Mais ce n’est pas un jeu, madame la Première ministre.
(Applaudissements sur les bancs du groupe LFI-NUPES. – M. Benjamin Lucas applaudit également.)
Vous détruisez la France en détruisant sa République.
La France n’est pas une entreprise, les Français ne sont pas vos salariés et vous n’êtes pas leur patronne. C’est l’inverse !
(Mêmes mouvements.)
La France est une République. Le souverain, c’est le peuple. Le patron, c’est lui ; les employés, c’est nous ! Et la fonction qu’il nous a confiée, c’est de servir l’intérêt général.
(Applaudissements sur les bancs du groupe LFI-NUPES.)
Ce n’est pas un jeu, c’est un devoir. Vous riez car ce soir vous dormirez au chaud et le ventre plein. Pourtant, d’autres n’auront pas cette chance : 2 000 personnes meurent dans et de la rue chaque année,…
…un Français sur dix ne mange pas à sa faim, un Français sur cinq finit le mois à découvert, 330 000 personnes sont sans domicile fixe, 2 800 enfants dorment dans la rue. Voilà votre bilan !
(Applaudissements sur les bancs du groupe LFI-NUPES. – M. Benjamin Lucas applaudit également.)
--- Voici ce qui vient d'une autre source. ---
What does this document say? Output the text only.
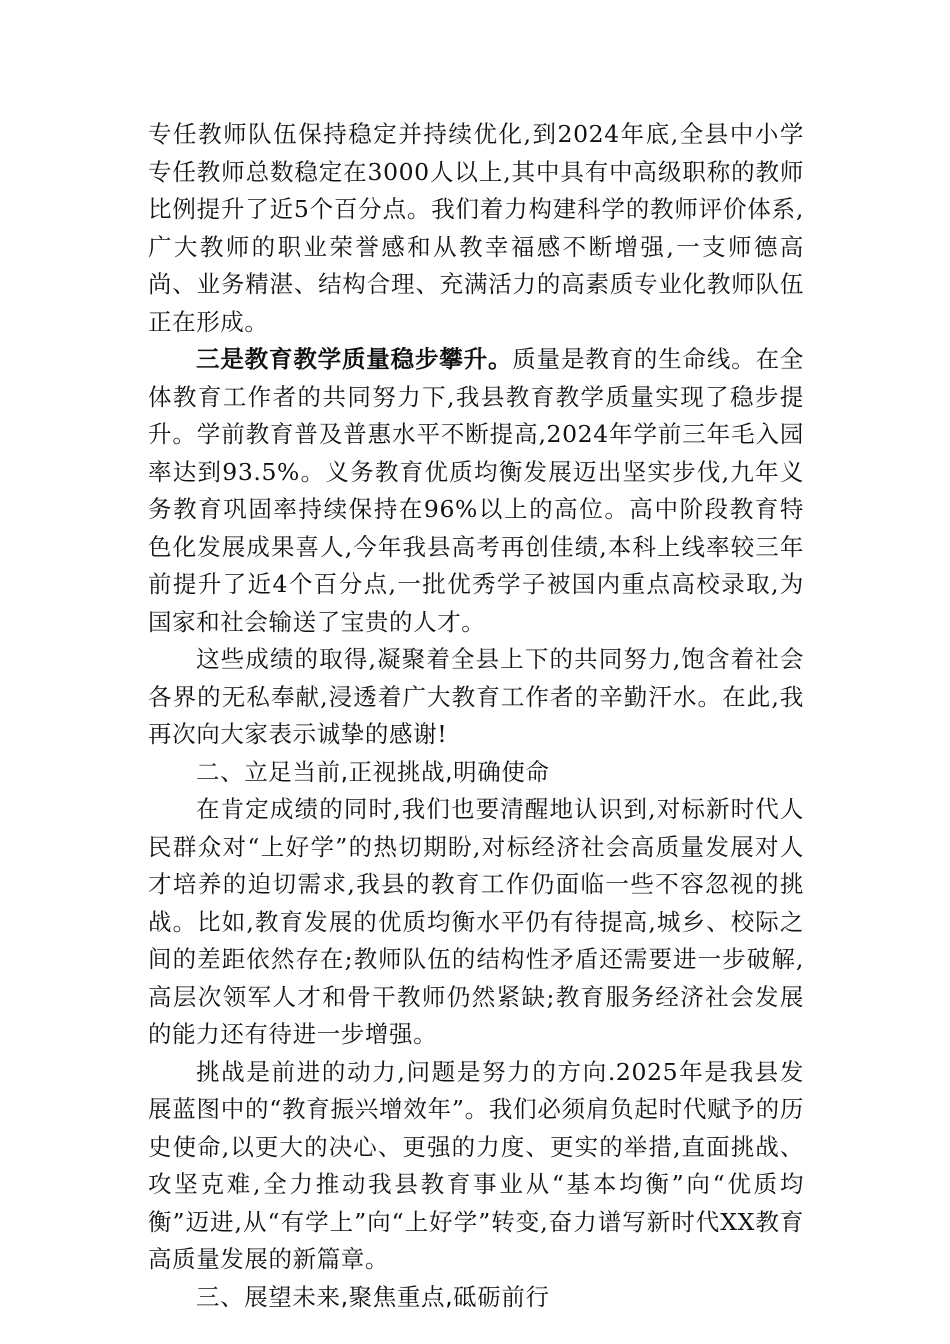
专任教师队伍保持稳定并持续优化,到2024年底,全县中小学专任教师总数稳定在3000人以上,其中具有中高级职称的教师比例提升了近5个百分点。我们着力构建科学的教师评价体系,广大教师的职业荣誉感和从教幸福感不断增强,一支师德高尚、业务精湛、结构合理、充满活力的高素质专业化教师队伍正在形成。

三是教育教学质量稳步攀升。质量是教育的生命线。在全体教育工作者的共同努力下,我县教育教学质量实现了稳步提升。学前教育普及普惠水平不断提高,2024年学前三年毛入园率达到93.5%。义务教育优质均衡发展迈出坚实步伐,九年义务教育巩固率持续保持在96%以上的高位。高中阶段教育特色化发展成果喜人,今年我县高考再创佳绩,本科上线率较三年前提升了近4个百分点,一批优秀学子被国内重点高校录取,为国家和社会输送了宝贵的人才。

这些成绩的取得,凝聚着全县上下的共同努力,饱含着社会各界的无私奉献,浸透着广大教育工作者的辛勤汗水。在此,我再次向大家表示诚挚的感谢!

二、立足当前,正视挑战,明确使命

在肯定成绩的同时,我们也要清醒地认识到,对标新时代人民群众对“上好学”的热切期盼,对标经济社会高质量发展对人才培养的迫切需求,我县的教育工作仍面临一些不容忽视的挑战。比如,教育发展的优质均衡水平仍有待提高,城乡、校际之间的差距依然存在;教师队伍的结构性矛盾还需要进一步破解,高层次领军人才和骨干教师仍然紧缺;教育服务经济社会发展的能力还有待进一步增强。

挑战是前进的动力,问题是努力的方向.2025年是我县发展蓝图中的“教育振兴增效年”。我们必须肩负起时代赋予的历史使命,以更大的决心、更强的力度、更实的举措,直面挑战、攻坚克难,全力推动我县教育事业从“基本均衡”向“优质均衡”迈进,从“有学上”向“上好学”转变,奋力谱写新时代XX教育高质量发展的新篇章。

三、展望未来,聚焦重点,砥砺前行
Comment faites-vous pour dormir le soir tout en sachant que 2 800 enfants dorment dans la rue ?
(Exclamations sur les bancs du Gouvernement.)
Si j’étais à votre place, je ne trouverais pas le sommeil. Si j’étais à votre place, je mettrais tous les moyens de l’État en mouvement pour qu’aucun enfant ne dorme dehors cette nuit. Mais vous, vous, vous faites des 49.3 pour les riches. Oh, je sais que vous détestez l’inventeur de notre devise nationale « Liberté, Égalité, Fraternité ».
Pourtant écoutez-le ! Maximilien Robespierre disait : « Nul ne peut entasser des monceaux de blé à côté de son semblable qui meurt de faim. »
(Applaudissements sur les bancs du groupe LFI-NUPES. – M. Benjamin Lucas applaudit également.)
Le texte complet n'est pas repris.